What is the purpose? What are the goals? Who will be participating? What will I need? What is on the agenda?

These are just some of the many questions employees might ask themselves or others before attending a meeting. 

Your calendar is full but it seems that all of the meetings you have to attend are not helping you in any way. Every minute spent in a meaningless meeting is the time taken away from individual work, which is equally as important for creativity and efficiency. 

Meetings are certainly necessary and they enable collaboration, creativity flow, and innovation. They also nurture relationships and ensure the proper exchange of information. 
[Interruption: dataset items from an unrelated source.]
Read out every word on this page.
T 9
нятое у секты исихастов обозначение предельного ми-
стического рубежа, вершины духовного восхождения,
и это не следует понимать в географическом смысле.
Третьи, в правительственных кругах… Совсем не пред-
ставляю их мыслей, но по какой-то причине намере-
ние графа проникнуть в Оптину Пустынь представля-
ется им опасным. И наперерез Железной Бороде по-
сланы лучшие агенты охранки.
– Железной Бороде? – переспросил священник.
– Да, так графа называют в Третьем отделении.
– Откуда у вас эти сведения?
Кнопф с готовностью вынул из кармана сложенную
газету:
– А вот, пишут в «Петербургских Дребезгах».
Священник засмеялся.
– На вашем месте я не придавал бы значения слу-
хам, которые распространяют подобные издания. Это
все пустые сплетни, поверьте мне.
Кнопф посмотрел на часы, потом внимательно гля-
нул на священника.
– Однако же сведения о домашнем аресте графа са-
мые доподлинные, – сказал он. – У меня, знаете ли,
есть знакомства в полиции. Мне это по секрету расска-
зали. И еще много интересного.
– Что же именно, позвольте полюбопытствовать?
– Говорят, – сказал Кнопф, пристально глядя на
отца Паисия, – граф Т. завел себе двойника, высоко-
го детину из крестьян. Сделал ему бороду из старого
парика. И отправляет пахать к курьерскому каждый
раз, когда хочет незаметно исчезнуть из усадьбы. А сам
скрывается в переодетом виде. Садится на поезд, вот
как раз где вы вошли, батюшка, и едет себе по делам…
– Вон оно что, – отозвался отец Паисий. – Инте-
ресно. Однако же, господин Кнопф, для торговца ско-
However, research has shown that meetings have become longer and more frequent over the last 50 years, to the point that executives spend an average of 23 hours a week in them, while in the 60s that figure was only about 10 hours. Problems with meetings arise when one has unrealistic expectations, when the agendas or plans are unclear, when conversations drag on to the point where they are no longer productive in any way when attendees are physically but not mentally present or are distracted by their phones, and when attendees feel like their presence at the meeting was unnecessary. 

If, however you invest a little energy in properly preparing the meeting, you will notice that you will no longer have a problem staying focused during the meeting and you will have more agility in solving problems. Preparing attendees for the meeting Is also important because it will bring about a consensus more easily, and each person will more likely be ready for action after the meeting. 

This training is also exactly what can help you solve problems in conducting meetings so that in the future you can use your, and your colleagues’ time in the most efficient way.

Upon completion of the training the participants will be able to understand:

  • Priorities – what absolutely must be covered at the meeting;
  • Results – what absolutely must be covered at the meeting;
  • Participants – who need to be present at the meeting for the meeting to be successful; 
  • Order – what is the order of the topics covered; 
  • Time – how much time will be spent on each topic; 
  • Place – a location that will inspire the meeting; 
  • And non-verbal communication – its impact on the course of the meeting.